BioZero: Privacy-Preserving and Publicly Verifiable On-Chain Biometric Authentication via Homomorphic Commitments and Zero-Knowledge Proofs

Abstract

Decentralized identity systems promise user-controlled identifiers and cross-domain verification without a shared identity provider, yet authentication still reduces to possession of keys or credentials once secrets are leaked, reused, or replayed. We present BioZero, a privacy-preserving biometric authentication protocol for decentralized identity that binds an enrolled identity to a biometric witness without revealing biometric templates, while enabling publicly verifiable on-chain decisions. BioZero combines Pedersen commitment-homomorphic computation, consistency spot-checks, and Groth16 zero-knowledge proofs to achieve identity-bound authentication with succinct on-chain verification.
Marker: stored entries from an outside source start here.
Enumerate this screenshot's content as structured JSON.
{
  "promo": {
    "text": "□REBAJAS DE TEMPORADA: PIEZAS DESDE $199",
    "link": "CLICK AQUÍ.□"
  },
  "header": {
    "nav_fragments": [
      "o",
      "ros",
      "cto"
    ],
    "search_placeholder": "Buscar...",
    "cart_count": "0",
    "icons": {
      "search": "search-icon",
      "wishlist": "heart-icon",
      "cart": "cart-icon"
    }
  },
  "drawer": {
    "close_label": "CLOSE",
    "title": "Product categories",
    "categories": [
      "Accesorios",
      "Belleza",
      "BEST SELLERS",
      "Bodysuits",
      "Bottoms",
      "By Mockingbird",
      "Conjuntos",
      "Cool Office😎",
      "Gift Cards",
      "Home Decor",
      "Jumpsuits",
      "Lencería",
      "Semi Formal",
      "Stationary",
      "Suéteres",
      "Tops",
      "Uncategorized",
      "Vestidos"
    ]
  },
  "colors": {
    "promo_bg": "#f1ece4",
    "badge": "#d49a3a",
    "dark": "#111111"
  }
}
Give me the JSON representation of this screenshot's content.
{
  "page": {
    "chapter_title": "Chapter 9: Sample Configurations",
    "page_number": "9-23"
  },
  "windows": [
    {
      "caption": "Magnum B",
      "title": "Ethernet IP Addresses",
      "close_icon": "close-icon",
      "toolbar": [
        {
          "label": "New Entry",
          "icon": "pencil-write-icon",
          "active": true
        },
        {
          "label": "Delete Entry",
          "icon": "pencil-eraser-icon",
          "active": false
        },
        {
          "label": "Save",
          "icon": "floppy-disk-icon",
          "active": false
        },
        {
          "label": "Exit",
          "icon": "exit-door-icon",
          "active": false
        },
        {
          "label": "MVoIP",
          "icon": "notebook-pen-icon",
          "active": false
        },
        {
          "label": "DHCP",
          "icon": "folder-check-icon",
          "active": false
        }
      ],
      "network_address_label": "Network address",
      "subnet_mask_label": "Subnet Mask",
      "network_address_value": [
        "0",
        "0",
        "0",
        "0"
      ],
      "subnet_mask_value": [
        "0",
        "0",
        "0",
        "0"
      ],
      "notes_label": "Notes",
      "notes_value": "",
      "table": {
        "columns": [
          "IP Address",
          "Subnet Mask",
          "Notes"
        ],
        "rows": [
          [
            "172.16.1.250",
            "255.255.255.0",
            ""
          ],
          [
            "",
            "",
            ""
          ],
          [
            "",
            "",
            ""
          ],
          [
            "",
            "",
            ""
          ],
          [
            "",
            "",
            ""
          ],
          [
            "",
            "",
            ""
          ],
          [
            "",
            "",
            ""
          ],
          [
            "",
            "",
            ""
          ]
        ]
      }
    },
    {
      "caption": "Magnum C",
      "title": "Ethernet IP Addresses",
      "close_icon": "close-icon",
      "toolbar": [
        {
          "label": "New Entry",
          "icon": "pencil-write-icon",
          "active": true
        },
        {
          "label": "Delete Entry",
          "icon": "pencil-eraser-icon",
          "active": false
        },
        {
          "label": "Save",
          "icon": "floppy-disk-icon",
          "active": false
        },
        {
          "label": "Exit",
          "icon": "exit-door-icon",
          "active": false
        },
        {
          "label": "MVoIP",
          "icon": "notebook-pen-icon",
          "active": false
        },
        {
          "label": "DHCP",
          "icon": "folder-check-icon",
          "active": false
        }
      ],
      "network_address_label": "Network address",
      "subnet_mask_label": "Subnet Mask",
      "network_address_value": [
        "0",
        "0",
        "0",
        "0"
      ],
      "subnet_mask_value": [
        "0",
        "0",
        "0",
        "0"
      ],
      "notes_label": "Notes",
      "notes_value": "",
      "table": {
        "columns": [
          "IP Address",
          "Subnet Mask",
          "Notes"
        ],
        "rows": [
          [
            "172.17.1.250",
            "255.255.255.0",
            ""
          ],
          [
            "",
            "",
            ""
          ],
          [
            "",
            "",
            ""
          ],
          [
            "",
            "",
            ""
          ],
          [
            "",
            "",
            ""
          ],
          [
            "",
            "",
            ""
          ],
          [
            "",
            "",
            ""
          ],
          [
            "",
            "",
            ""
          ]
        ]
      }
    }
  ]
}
We analyze acceptance soundness, freshness, template privacy, and non-malleability under an open decentralized threat model including replay, timing, brute-force, oracle, and forgery attacks. On an Ethereum testbed, BioZero achieves up to 67.8x lower network-adjusted total authentication latency and up to 266.4x faster client-side proving than a zk-SNARK-only baseline. Verification stays in the millisecond range (28.8-41.2 ms vs. 35.4-77.6 ms). With lambda=1 spot-checking, gas grows from 336,778 to 954,066 as N increases from 2 to 128, becomes lower than the baseline from N>=16, and is 2.59x lower at N=128. LFW experiments on 128D and 512D models show accuracy loss below 1% across practical quantization ranges. These results indicate that BioZero is a practical authentication layer for decentralized biometric identity systems.